Хозяин очень испугался. Он решил, что его гость в этой стуже обязательно должен был замерзнуть. Он сильно разволновался и громко крикнул:
— Приятель, эй, приятель!
— В чем дело, дяденька, ведь уж давно наступило утро и я уже не сплю, — ответил с печки хриплый, знакомый со вчерашнего вечера голос. И гость принялся браниться, кряхтя и отдуваясь после каждого слова.
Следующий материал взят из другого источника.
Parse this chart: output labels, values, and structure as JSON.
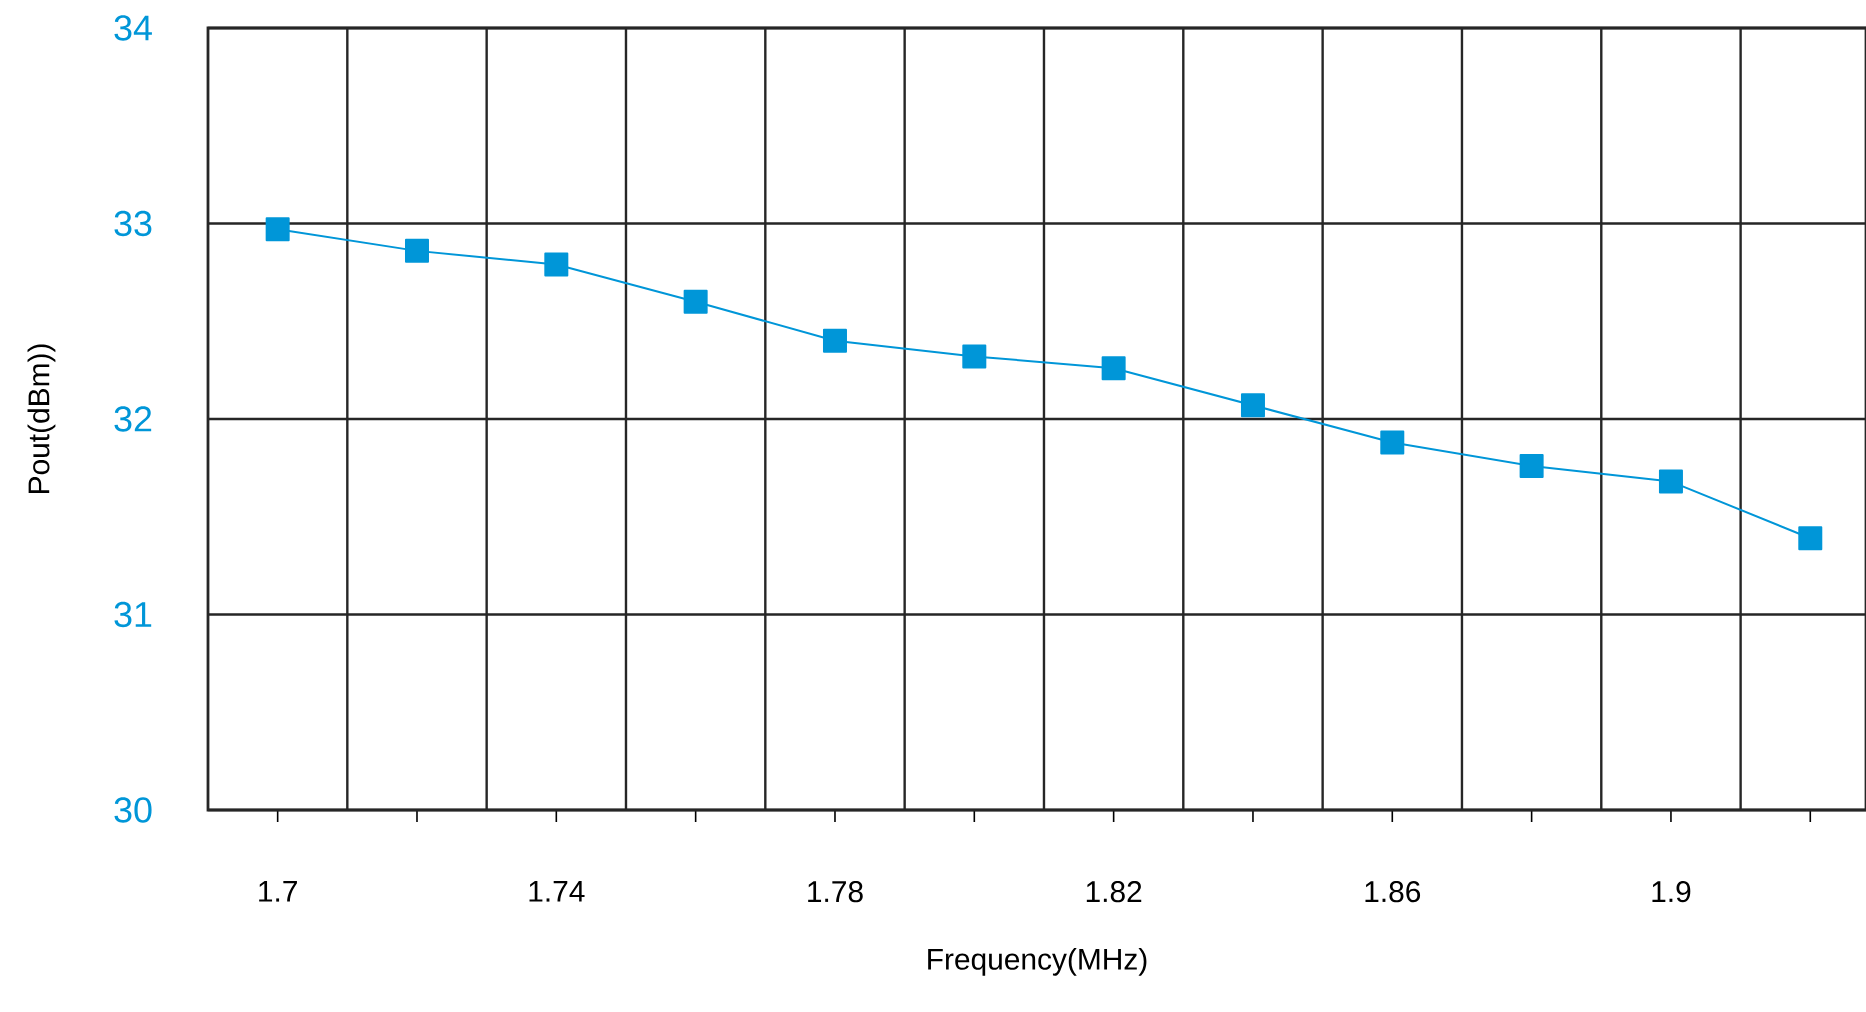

— Что у тебя тут за житье-бытье, прямо зло берет! Удивительно, что у меня еще душа в теле — эта жара совсем меня доконала. Всю ночь ворочался с боку на бок и пот с меня тек градом, только с минуту и удалось вздремнуть. Какого черта ты так раскаляешь свою избенку, хозяин?
Хозяин рассердился.
— Ага, по доброте душевной ты его пусти переночевать, а он еще издевается над тобой. Изба уже давно толком не топлена — где мне взять денег, чтобы дров купить! Мать-отец ворчат, что я, мол, хочу их до смерти простудить, а он тут не стыдится над моей бедностью насмехаться.
Гость снова засмеялся.
— Ну, не сердись, дядя! Выходит, где мне жарко, там тебе холодно, а когда тебе тепло, я потом истекаю.
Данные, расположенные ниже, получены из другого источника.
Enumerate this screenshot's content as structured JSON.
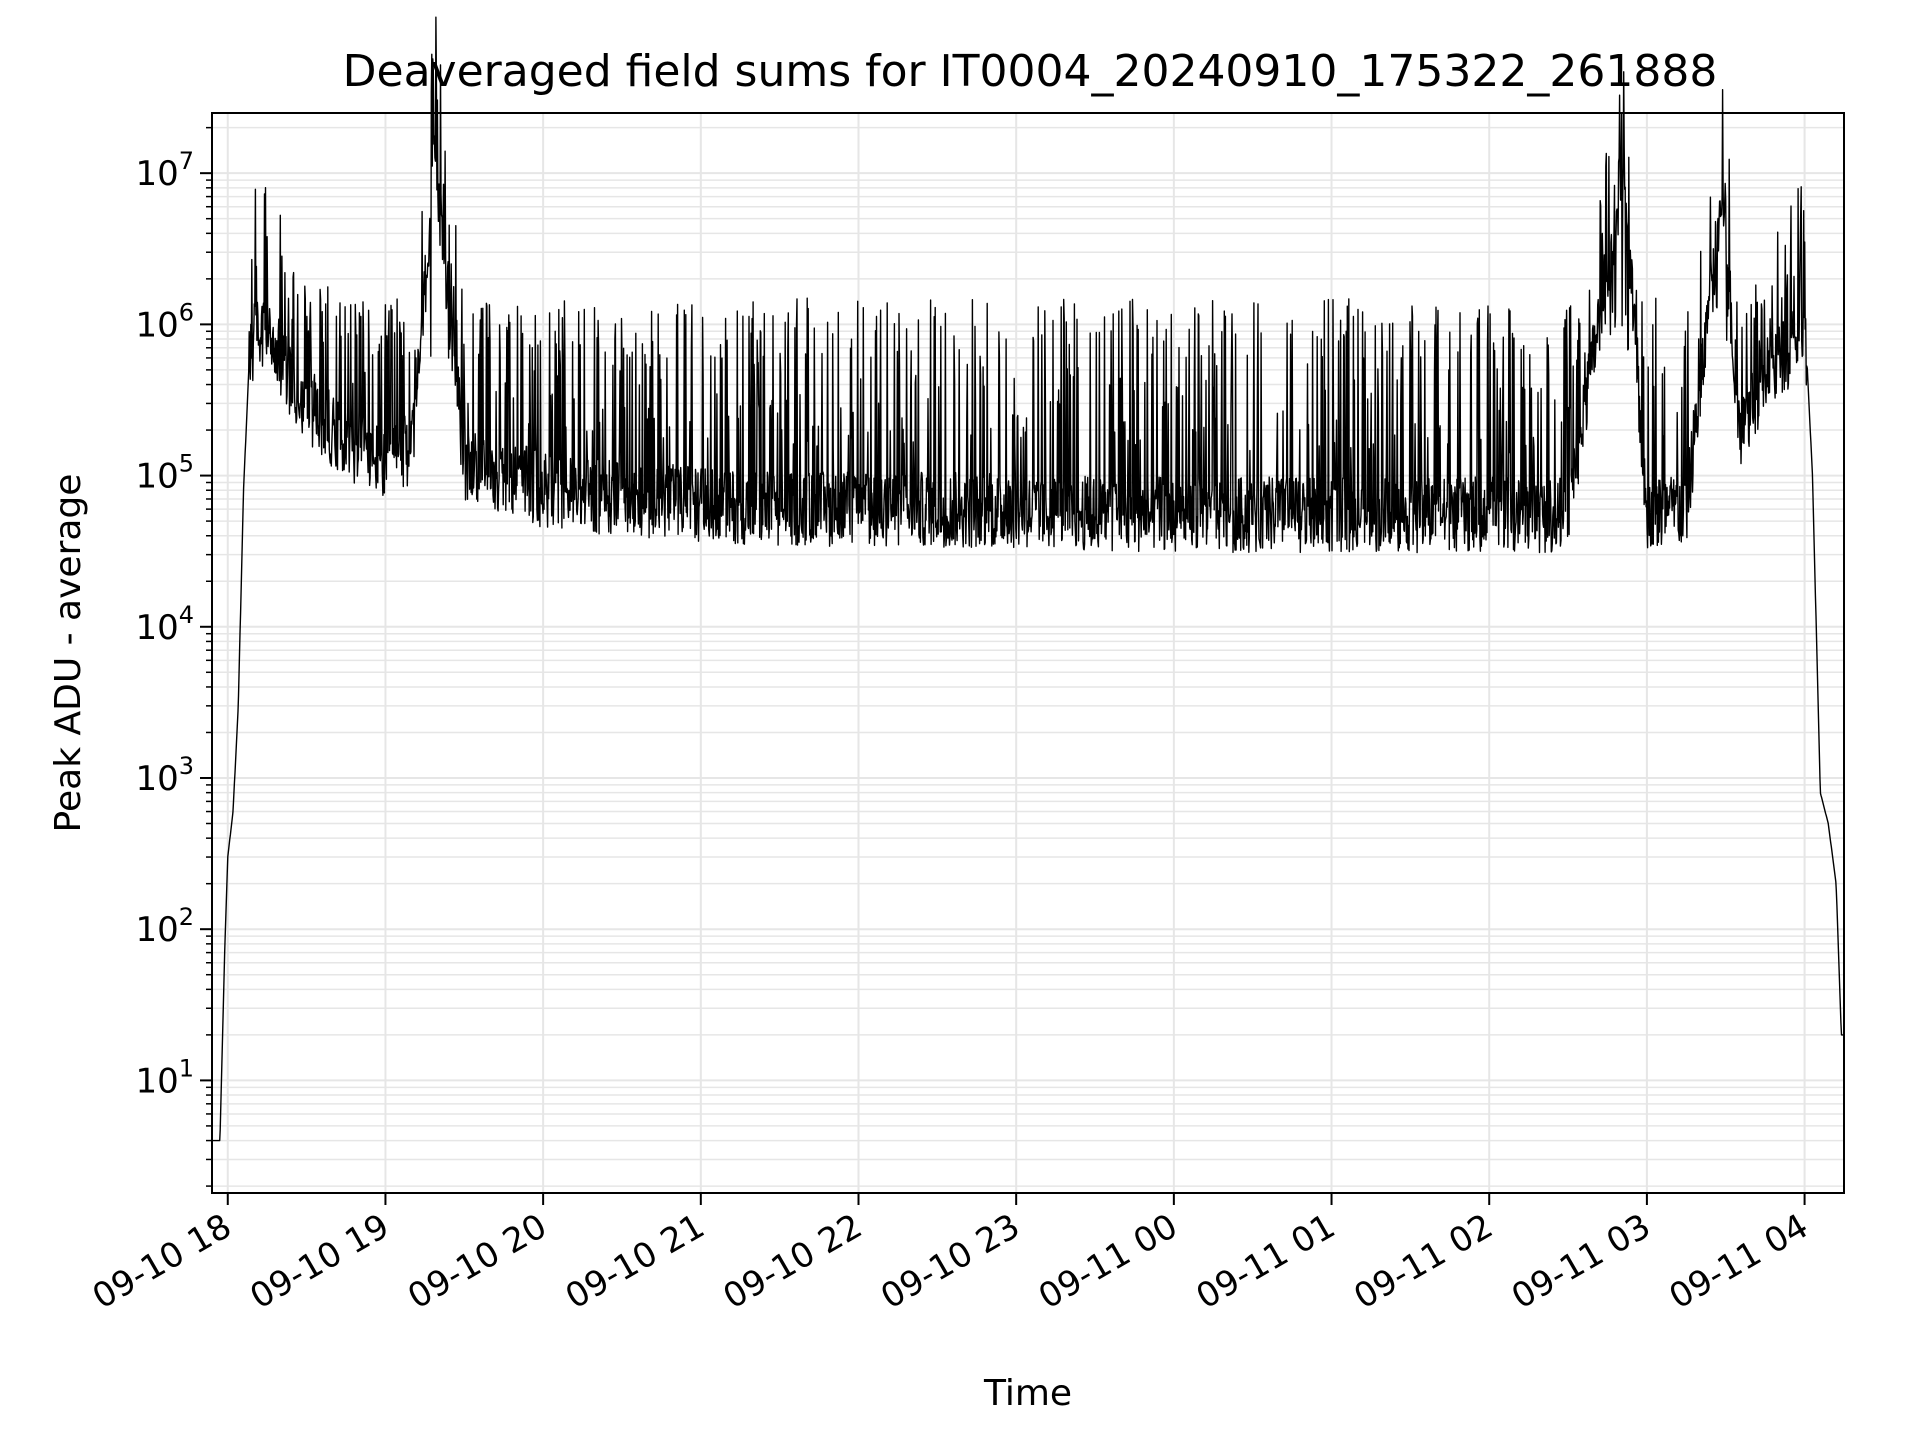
{
  "chart_data": {
    "type": "line",
    "title": "Deaveraged field sums for IT0004_20240910_175322_261888",
    "xlabel": "Time",
    "ylabel": "Peak ADU - average",
    "y_scale": "log",
    "ylim": [
      1.8,
      25000000
    ],
    "xlim": [
      "09-10 17:54",
      "09-11 04:15"
    ],
    "grid": true,
    "series_color": "#000000",
    "x_ticks": [
      {
        "label": "09-10 18",
        "hour": 18
      },
      {
        "label": "09-10 19",
        "hour": 19
      },
      {
        "label": "09-10 20",
        "hour": 20
      },
      {
        "label": "09-10 21",
        "hour": 21
      },
      {
        "label": "09-10 22",
        "hour": 22
      },
      {
        "label": "09-10 23",
        "hour": 23
      },
      {
        "label": "09-11 00",
        "hour": 24
      },
      {
        "label": "09-11 01",
        "hour": 25
      },
      {
        "label": "09-11 02",
        "hour": 26
      },
      {
        "label": "09-11 03",
        "hour": 27
      },
      {
        "label": "09-11 04",
        "hour": 28
      }
    ],
    "y_ticks": [
      {
        "base": "10",
        "exp": "1",
        "value": 10
      },
      {
        "base": "10",
        "exp": "2",
        "value": 100
      },
      {
        "base": "10",
        "exp": "3",
        "value": 1000
      },
      {
        "base": "10",
        "exp": "4",
        "value": 10000
      },
      {
        "base": "10",
        "exp": "5",
        "value": 100000
      },
      {
        "base": "10",
        "exp": "6",
        "value": 1000000
      },
      {
        "base": "10",
        "exp": "7",
        "value": 10000000
      }
    ],
    "series": [
      {
        "x": [
          "09-10 17:54",
          "09-10 17:57",
          "09-10 17:59",
          "09-10 18:00",
          "09-10 18:02",
          "09-10 18:04",
          "09-10 18:06",
          "09-10 18:08",
          "09-10 18:10",
          "09-10 18:12",
          "09-10 18:15",
          "09-10 18:20",
          "09-10 18:25",
          "09-10 18:30",
          "09-10 18:40",
          "09-10 18:50",
          "09-10 19:00",
          "09-10 19:10",
          "09-10 19:19",
          "09-10 19:30",
          "09-10 19:45",
          "09-10 20:00",
          "09-10 20:30",
          "09-10 21:00",
          "09-10 21:30",
          "09-10 22:00",
          "09-10 22:30",
          "09-10 23:00",
          "09-10 23:30",
          "09-11 00:00",
          "09-11 00:30",
          "09-11 01:00",
          "09-11 01:30",
          "09-11 02:00",
          "09-11 02:30",
          "09-11 02:51",
          "09-11 03:00",
          "09-11 03:15",
          "09-11 03:29",
          "09-11 03:35",
          "09-11 03:45",
          "09-11 03:55",
          "09-11 04:00",
          "09-11 04:03",
          "09-11 04:06",
          "09-11 04:09",
          "09-11 04:12",
          "09-11 04:14"
        ],
        "y": [
          4,
          4,
          90,
          300,
          600,
          3000,
          80000,
          500000,
          800000,
          900000,
          800000,
          600000,
          400000,
          300000,
          200000,
          150000,
          120000,
          150000,
          12000000,
          120000,
          100000,
          80000,
          70000,
          65000,
          60000,
          60000,
          60000,
          58000,
          56000,
          55000,
          55000,
          55000,
          55000,
          55000,
          55000,
          11000000,
          55000,
          60000,
          8000000,
          200000,
          450000,
          700000,
          1200000,
          100000,
          800,
          500,
          200,
          20
        ]
      }
    ]
  }
}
При этих словах гость слез с печки, поставил на стол котомку с хлебом, уселся, поел досыта хлеба и ржаных лепешек, запивая их кислой сметаной и снятым молоком. Угостил и хозяина, а затем встал и сказал:
— Спасибо за ночлег. Правда, у тебя здесь жарко, как в настоящей бане, и от твоего пара у меня едва кожа не потрескалась, ну, да ладно — расстанемся друзьями.
Сказал, крепко пожал хозяину руку и, крупно шагая, исчез в березовой роще за холмом.
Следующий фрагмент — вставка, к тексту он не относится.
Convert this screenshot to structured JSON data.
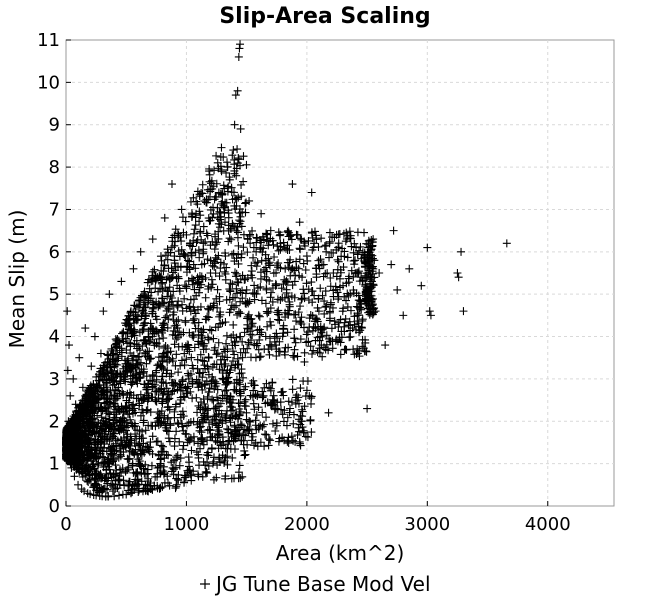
{
  "chart_data": {
    "type": "scatter",
    "title": "Slip-Area Scaling",
    "xlabel": "Area (km^2)",
    "ylabel": "Mean Slip (m)",
    "xlim": [
      0,
      4550
    ],
    "ylim": [
      0,
      11
    ],
    "xticks": [
      0,
      1000,
      2000,
      3000,
      4000
    ],
    "yticks": [
      0,
      1,
      2,
      3,
      4,
      5,
      6,
      7,
      8,
      9,
      10,
      11
    ],
    "grid": true,
    "legend": "bottom",
    "marker": "+",
    "series": [
      {
        "name": "JG Tune Base Mod Vel",
        "color": "#000000",
        "points": [
          [
            10,
            4.6
          ],
          [
            15,
            3.2
          ],
          [
            20,
            2.0
          ],
          [
            30,
            1.5
          ],
          [
            40,
            1.2
          ],
          [
            25,
            3.8
          ],
          [
            35,
            2.6
          ],
          [
            45,
            0.9
          ],
          [
            55,
            1.8
          ],
          [
            60,
            3.0
          ],
          [
            70,
            0.7
          ],
          [
            80,
            2.4
          ],
          [
            90,
            1.1
          ],
          [
            100,
            0.5
          ],
          [
            110,
            3.5
          ],
          [
            120,
            1.6
          ],
          [
            130,
            0.4
          ],
          [
            140,
            2.8
          ],
          [
            150,
            0.35
          ],
          [
            160,
            4.2
          ],
          [
            170,
            1.3
          ],
          [
            180,
            0.3
          ],
          [
            190,
            2.1
          ],
          [
            200,
            0.28
          ],
          [
            210,
            3.3
          ],
          [
            220,
            1.9
          ],
          [
            230,
            0.26
          ],
          [
            240,
            4.0
          ],
          [
            250,
            0.25
          ],
          [
            260,
            2.5
          ],
          [
            270,
            1.0
          ],
          [
            280,
            0.24
          ],
          [
            290,
            3.6
          ],
          [
            300,
            0.23
          ],
          [
            310,
            4.6
          ],
          [
            320,
            1.7
          ],
          [
            330,
            0.22
          ],
          [
            340,
            2.9
          ],
          [
            350,
            0.22
          ],
          [
            360,
            5.0
          ],
          [
            380,
            1.4
          ],
          [
            400,
            0.23
          ],
          [
            420,
            3.9
          ],
          [
            440,
            0.25
          ],
          [
            460,
            5.3
          ],
          [
            480,
            2.2
          ],
          [
            500,
            0.27
          ],
          [
            520,
            4.4
          ],
          [
            540,
            0.3
          ],
          [
            560,
            5.6
          ],
          [
            580,
            3.1
          ],
          [
            600,
            0.33
          ],
          [
            620,
            6.0
          ],
          [
            640,
            1.6
          ],
          [
            660,
            0.36
          ],
          [
            680,
            4.8
          ],
          [
            700,
            0.4
          ],
          [
            720,
            6.3
          ],
          [
            740,
            2.7
          ],
          [
            760,
            0.42
          ],
          [
            780,
            5.4
          ],
          [
            800,
            0.45
          ],
          [
            820,
            6.8
          ],
          [
            840,
            3.4
          ],
          [
            860,
            0.48
          ],
          [
            880,
            7.6
          ],
          [
            900,
            5.9
          ],
          [
            920,
            0.5
          ],
          [
            940,
            4.1
          ],
          [
            960,
            7.0
          ],
          [
            980,
            0.55
          ],
          [
            1000,
            6.4
          ],
          [
            1020,
            3.0
          ],
          [
            1040,
            0.6
          ],
          [
            1060,
            5.7
          ],
          [
            1080,
            6.9
          ],
          [
            1100,
            0.7
          ],
          [
            1120,
            4.7
          ],
          [
            1140,
            6.2
          ],
          [
            1160,
            0.8
          ],
          [
            1180,
            2.3
          ],
          [
            1200,
            5.5
          ],
          [
            1220,
            1.0
          ],
          [
            1240,
            7.3
          ],
          [
            1260,
            8.1
          ],
          [
            1280,
            4.3
          ],
          [
            1300,
            1.2
          ],
          [
            1320,
            6.7
          ],
          [
            1340,
            8.0
          ],
          [
            1360,
            7.7
          ],
          [
            1380,
            2.1
          ],
          [
            1400,
            9.0
          ],
          [
            1410,
            9.7
          ],
          [
            1425,
            9.8
          ],
          [
            1435,
            10.6
          ],
          [
            1440,
            10.8
          ],
          [
            1445,
            10.9
          ],
          [
            1450,
            8.9
          ],
          [
            1460,
            6.6
          ],
          [
            1480,
            1.3
          ],
          [
            1500,
            5.1
          ],
          [
            1520,
            7.2
          ],
          [
            1540,
            2.9
          ],
          [
            1560,
            6.1
          ],
          [
            1580,
            1.8
          ],
          [
            1600,
            4.5
          ],
          [
            1620,
            6.9
          ],
          [
            1640,
            2.6
          ],
          [
            1660,
            5.8
          ],
          [
            1680,
            3.7
          ],
          [
            1700,
            6.5
          ],
          [
            1720,
            2.4
          ],
          [
            1740,
            5.2
          ],
          [
            1760,
            4.4
          ],
          [
            1780,
            6.2
          ],
          [
            1800,
            2.7
          ],
          [
            1820,
            5.6
          ],
          [
            1840,
            4.1
          ],
          [
            1860,
            6.4
          ],
          [
            1880,
            7.6
          ],
          [
            1900,
            5.3
          ],
          [
            1920,
            2.5
          ],
          [
            1940,
            6.7
          ],
          [
            1960,
            4.9
          ],
          [
            1980,
            3.4
          ],
          [
            2000,
            5.9
          ],
          [
            2020,
            2.6
          ],
          [
            2040,
            7.4
          ],
          [
            2060,
            6.2
          ],
          [
            2080,
            5.4
          ],
          [
            2100,
            4.6
          ],
          [
            2120,
            3.8
          ],
          [
            2140,
            5.7
          ],
          [
            2160,
            6.0
          ],
          [
            2180,
            2.2
          ],
          [
            2200,
            4.8
          ],
          [
            2220,
            5.5
          ],
          [
            2240,
            3.9
          ],
          [
            2260,
            6.1
          ],
          [
            2280,
            4.4
          ],
          [
            2300,
            5.2
          ],
          [
            2320,
            3.7
          ],
          [
            2340,
            4.7
          ],
          [
            2360,
            5.0
          ],
          [
            2380,
            4.2
          ],
          [
            2400,
            5.8
          ],
          [
            2420,
            4.5
          ],
          [
            2450,
            5.4
          ],
          [
            2480,
            5.9
          ],
          [
            2500,
            2.3
          ],
          [
            2510,
            6.1
          ],
          [
            2520,
            5.6
          ],
          [
            2530,
            4.9
          ],
          [
            2540,
            5.3
          ],
          [
            2550,
            6.3
          ],
          [
            2560,
            5.8
          ],
          [
            2570,
            4.6
          ],
          [
            2600,
            5.5
          ],
          [
            2650,
            3.8
          ],
          [
            2700,
            5.7
          ],
          [
            2720,
            6.5
          ],
          [
            2750,
            5.1
          ],
          [
            2800,
            4.5
          ],
          [
            2850,
            5.6
          ],
          [
            2950,
            5.2
          ],
          [
            3000,
            6.1
          ],
          [
            3020,
            4.6
          ],
          [
            3030,
            4.5
          ],
          [
            3250,
            5.5
          ],
          [
            3260,
            5.4
          ],
          [
            3280,
            6.0
          ],
          [
            3300,
            4.6
          ],
          [
            3660,
            6.2
          ]
        ]
      }
    ]
  }
}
— Ну, этот парень был немного иной, чем тот, первый. Не поскупился на доброе слово, — пробормотал хозяин и взялся за свои дела.
Пришла зима, выпал снег. И однажды светлой морозной ночью снова постучали в дверь баньки — постучали так сильно, что сковорода на очаге подпрыгнула и у единственного стула отскочили ножки.
— Что за разбойник тут безобразничает? — спросил хозяин, и голос его прозвучал свирепо.
Но хотя он говорил очень громко, все же голос ответившего ему был в десять раз громче. И этот зычный голос проговорил сквозь смех:
— Не сердись, папаша, на бедного путника! Устал я, спать хочу, оттого и терпенье потерял. Не позволишь ли ты переночевать где-нибудь на чердаке?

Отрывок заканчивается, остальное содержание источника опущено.